- Chang'anying Location in Hunan
- Coordinates: 26°16′31″N 110°06′30″E﻿ / ﻿26.275381°N 110.108237°E
- Country: People's Republic of China
- Province: Hunan
- Prefecture-level city: Shaoyang
- Autonomous county: Chengbu Miao Autonomous County

Area
- • Total: 260 km^{2} (100 sq mi)

Population (2015)
- • Total: 8,013
- • Density: 31/km^{2} (80/sq mi)
- Time zone: UTC+08:00 (China Standard)
- Postal code: 422507
- Area code: 0739

Chinese name
- Traditional Chinese: 長安營鎮
- Simplified Chinese: 长安营镇

Standard Mandarin
- Hanyu Pinyin: Cháng'ānyíng Zhèn

= Chang'anying =

Chang'anying (长安营镇) is a rural town in Chengbu Miao Autonomous County, Hunan, China. As of the 2015 census it had a population of 8,013 and an area of 260 km2. It is surrounded by Zhaishi Miao Ethnic and Dong Ethnic Township on the north, Wanfoshan Town on the west, Dankou Town on the east, Wutuan Town on the southeast, and Pingdeng Town on the southwest. It lies at the border of three provinces of Hunan, Guizhou and Guangxi, which made it even a place of strategic importance in ancient China.

==Name==
The town was named after Chang'anying, a military camp established in 1741 during the Qianlong period (1736-1795) of the Qing dynasty (1644-1911). "Military camp" is called "Ying" in Chinese. The name of the town means the long period of stability of the town.

==History==
In the early Han dynasty (206 BC-220 AD), the Miao people settled in the region and became an aboriginal people.

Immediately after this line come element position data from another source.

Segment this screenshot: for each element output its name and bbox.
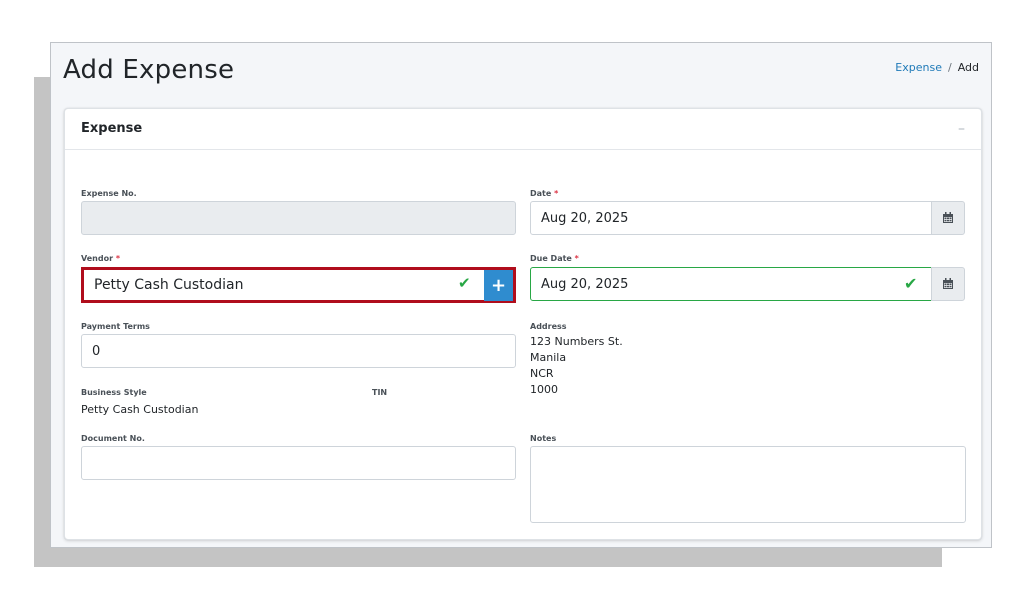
due-date-required-mark: * [574,254,579,263]
document-no-input[interactable] [81,446,516,480]
add-vendor-button[interactable]: + [484,270,513,301]
vendor-label-text: Vendor [81,254,114,263]
due-date-label-text: Due Date [530,254,572,263]
payment-terms-label: Payment Terms [81,322,150,331]
payment-terms-input[interactable]: 0 [81,334,516,368]
page-title: Add Expense [63,55,235,85]
vendor-label: Vendor * [81,254,120,263]
calendar-icon[interactable] [931,267,965,301]
tin-label: TIN [372,388,388,397]
address-line-3: NCR [530,367,554,380]
due-date-value: Aug 20, 2025 [541,276,629,292]
expense-no-label: Expense No. [81,189,137,198]
vendor-value: Petty Cash Custodian [94,277,244,293]
card-title: Expense [81,121,143,136]
vendor-select[interactable]: Petty Cash Custodian [84,270,482,300]
address-label: Address [530,322,567,331]
date-input[interactable]: Aug 20, 2025 [530,201,932,235]
date-required-mark: * [554,189,559,198]
document-no-label: Document No. [81,434,145,443]
expense-no-field[interactable] [81,201,516,235]
check-icon: ✔ [458,274,471,292]
address-line-2: Manila [530,351,567,364]
expense-card: Expense – Expense No. Vendor * Petty Cas… [64,108,982,540]
address-line-4: 1000 [530,383,558,396]
vendor-required-mark: * [115,254,121,263]
date-value: Aug 20, 2025 [541,210,629,226]
business-style-label: Business Style [81,388,147,397]
card-header: Expense – [65,109,981,150]
notes-textarea[interactable] [530,446,966,523]
payment-terms-value: 0 [92,343,101,359]
date-label-text: Date [530,189,552,198]
address-line-1: 123 Numbers St. [530,335,623,348]
business-style-value: Petty Cash Custodian [81,403,199,416]
due-date-input[interactable]: Aug 20, 2025 [530,267,932,301]
notes-label: Notes [530,434,557,443]
due-date-label: Due Date * [530,254,579,263]
breadcrumb-separator: / [947,61,952,74]
breadcrumb-current: Add [957,61,979,74]
check-icon: ✔ [904,274,918,293]
breadcrumb-link-expense[interactable]: Expense [895,61,942,74]
app-window: Add Expense Expense / Add Expense – Expe… [50,42,992,548]
date-label: Date * [530,189,558,198]
minus-icon[interactable]: – [958,121,965,137]
calendar-icon[interactable] [931,201,965,235]
breadcrumb: Expense / Add [895,61,979,74]
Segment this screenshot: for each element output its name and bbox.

In 1436, in the 1st year of Zhengtong period (1436-1449) of the Ming dynasty (1368-1644), Mengneng (蒙能), a tribal chief of Dong people, united with the Dong and Miao people in Longsheng Various Nationalities Autonomous County to start an uprising. In 1460, they won a military victory.

In 1740, in the region of Qianlong Emperor (1736-1795) of the Qing dynasty (1644-1911), the Qing government put down the rebellion which was led by Miao chiefs Yang Qingbao (杨青保) and Su Xianyu (粟贤宇). In 1741, the Chang'anying, a military organization was set up here. Two years later, the Chang'anying city was built with government funding.

In the early Republic of China (1912–1949), in the midst of the warlord's melee, Zhou Baochen (周宝臣) was a local despot and reigned here. In 1918, he led 500 people to burn the city after robbing it.

On December 31, 2015, the former Nanshan Town (南山镇) was demerged, some areas were merged into Wutuan Town, and the other areas were merged into Chang'anying Township to form a town.

==Administrative divisions==
As of 2015, the town is divided into 15 villages: Yanzhai (岩寨村), Dazhai (大寨村), Changping (长坪村), Hengpo (横坡村), Shangpai (上排村), Xiapai (下排村), Liujia (六甲村), Liuma (六马村), Desheng (德胜村), Bashu (八树村), Changxing (长兴村), Huangyang (黄洋村), Shuangtang (双塘村), Chang'anying (长安营村), Juezhiping (蕨枝坪村), and 3 communities: Daping (大坪社区), Jianjiaping (建家坪社区), Jizhuaping (鸡爪坪社区).

==Geography==
The town is located in the southwest of Chengbu Miao Autonomous County. It has a total area of 260 km2, of which 240 km2 is land and 20 km2 is water.

The highest point in the town is Nanshan Peak (南山顶) which stands 1940 m above sea level.
The second highest point in the town is Mount Huangzhu (黄竹山), which, at 1740 m above sea level.

The Pingdeng River (平等河) flows through the town north to south.

==Demographics==
On December 31, 2015, the National Bureau of Statistics of the People's Republic of China estimates the town's population was 8,013. Miao people is the dominant ethnic group in the town, accounting for 57% of the total population. There are also 12 ethnic groups, such as Dong, Yao, Hui, Zhuang, Tujia and Manchu.

==Botany==
The town has a 1,600-year-old fir tree.

==Tourist spots==
The Drum-tower of Dong people (侗族鼓楼) is a famous tourist attraction.

The Wenchang Pavilion (文昌阁) is a historic building in the town.

A Red Army Monument is located in the village of Changping.